That said, I don't see any need for a radical food reform: the topic is much larger in scale and importance than any of spells, miscellaneous items, gods etc. Changing the royal jellies to work something like suggested above (and seeing how it turns out) would be a very reasonable step, in my opinion. — dpeg 2010-09-05 22:41

Here are some general ideas — galehar 2010-09-07 10:23

  • Delay: any special effect kicks in after 5+1d10 turns.
  • Duration: food items have an effect as long as you digesting it. So it will be shorter if you have a fast metabolism and longer if you have a slow one. This means you can use a ring of hunger to get rid of a bad effect faster or a ring of sustenance to lengthen a good effect. It could be simply (nutritional value/hunger). That would give the royal jelly a 1666 duration for normal hunger which is maybe a bit much. We can also reduce the royal jelly nutritional value.
  • royal jelly: first effect is to provide some restore ability (after the delay). Maybe heal 1d3 stats by 1d3. Never target a stat that doesn't need restoration. Gives sustain abilities for the duration of the effect. So it isn't very useful against severe stat drain that burdens you or put you at risk of stat death and that you want to heal fast (use the potion). But it's still reliable for curing 1 or 2 point of a stat, and it's the perfect diet if you get the deteriorating body mutation.

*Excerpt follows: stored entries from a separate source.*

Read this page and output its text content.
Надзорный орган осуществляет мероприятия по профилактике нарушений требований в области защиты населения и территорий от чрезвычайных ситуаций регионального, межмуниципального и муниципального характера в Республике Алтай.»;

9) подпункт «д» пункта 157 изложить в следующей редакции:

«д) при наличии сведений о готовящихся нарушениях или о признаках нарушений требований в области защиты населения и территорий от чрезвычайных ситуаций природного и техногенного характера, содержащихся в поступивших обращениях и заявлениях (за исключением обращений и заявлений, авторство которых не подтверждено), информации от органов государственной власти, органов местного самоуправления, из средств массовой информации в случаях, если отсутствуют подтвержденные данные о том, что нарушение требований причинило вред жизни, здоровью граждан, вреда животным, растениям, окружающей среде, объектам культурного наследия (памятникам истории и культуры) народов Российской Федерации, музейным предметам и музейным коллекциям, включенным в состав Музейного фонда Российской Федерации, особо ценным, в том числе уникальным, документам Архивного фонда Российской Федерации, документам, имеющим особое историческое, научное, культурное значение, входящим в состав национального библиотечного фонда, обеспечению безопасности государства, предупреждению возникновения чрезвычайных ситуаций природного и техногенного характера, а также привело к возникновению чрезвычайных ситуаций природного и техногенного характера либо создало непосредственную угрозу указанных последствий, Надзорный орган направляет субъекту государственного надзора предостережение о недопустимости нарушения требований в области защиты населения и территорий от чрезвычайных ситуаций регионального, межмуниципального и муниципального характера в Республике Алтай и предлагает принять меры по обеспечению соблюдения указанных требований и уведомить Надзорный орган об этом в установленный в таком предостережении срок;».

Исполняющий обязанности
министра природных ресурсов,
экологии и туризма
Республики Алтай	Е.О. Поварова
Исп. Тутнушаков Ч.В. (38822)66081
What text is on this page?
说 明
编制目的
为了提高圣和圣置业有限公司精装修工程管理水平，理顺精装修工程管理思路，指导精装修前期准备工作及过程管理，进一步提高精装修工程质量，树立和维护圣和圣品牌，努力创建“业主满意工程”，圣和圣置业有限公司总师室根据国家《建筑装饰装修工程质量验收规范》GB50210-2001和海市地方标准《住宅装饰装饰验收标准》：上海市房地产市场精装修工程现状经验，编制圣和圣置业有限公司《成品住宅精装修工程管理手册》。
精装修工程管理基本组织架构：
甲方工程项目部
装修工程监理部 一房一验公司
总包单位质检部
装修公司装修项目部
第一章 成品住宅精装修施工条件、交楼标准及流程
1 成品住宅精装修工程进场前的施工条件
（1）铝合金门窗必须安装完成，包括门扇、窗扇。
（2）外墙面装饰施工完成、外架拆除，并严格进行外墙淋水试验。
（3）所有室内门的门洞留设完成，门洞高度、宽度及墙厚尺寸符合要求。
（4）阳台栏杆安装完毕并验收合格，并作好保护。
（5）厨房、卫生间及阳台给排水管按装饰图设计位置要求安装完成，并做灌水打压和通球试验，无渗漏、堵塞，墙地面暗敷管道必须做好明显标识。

And here is a design for mushrooms — galehar 2010-09-07 10:23

  • About 5 different mushrooms with randomized appearance. They all have very good positive effects but also some drawbacks. Base duration (with normal hunger) is 2 or 3 times the duration of a potion of might.
  • One is just bad: a psylo which gives an hallucination effect like Mara's mislead :)
  • The bad effect is thematic, but sometimes, you get a second one that's chosen randomly from a list (mutation, rotting, poison, confusion, map rot…). This is to make it not so easy to avoid the bad effects (put stasis and sustain abilities, and eat mushroom C). Some effects from the list are incompatible with some mushrooms (poison and mushroom C for example).
  • The mushroom secondary effect is unreliable, sometimes it kicks in at the same time as the good effect, sometimes 10+1d10 after, sometimes it doesn't appear at all, and sometimes it's a bit worse (you vomit, get an effect from the list, and good effect duration is shortened). Probability is 4/10:immediate, 4/10:delayed, 1/10:no bad effect, 1/10:worse bad effect.
  • mushroom A gives the combined effect of potions of might and agility, but it drains 1d6 intelligence.
  • magic mushroom have the effect of a potion of brilliance, gives +50% MP and a lot of MR, but also a lot of glow (2+1d3, so 1/3 to get yellow glow, and almost certain if you use this with haste). When the effect ends, MP is drained to 0 (magic berserk!)
  • mushroom C cure poison, gives rP but drains 1d3 dexterity and slows you.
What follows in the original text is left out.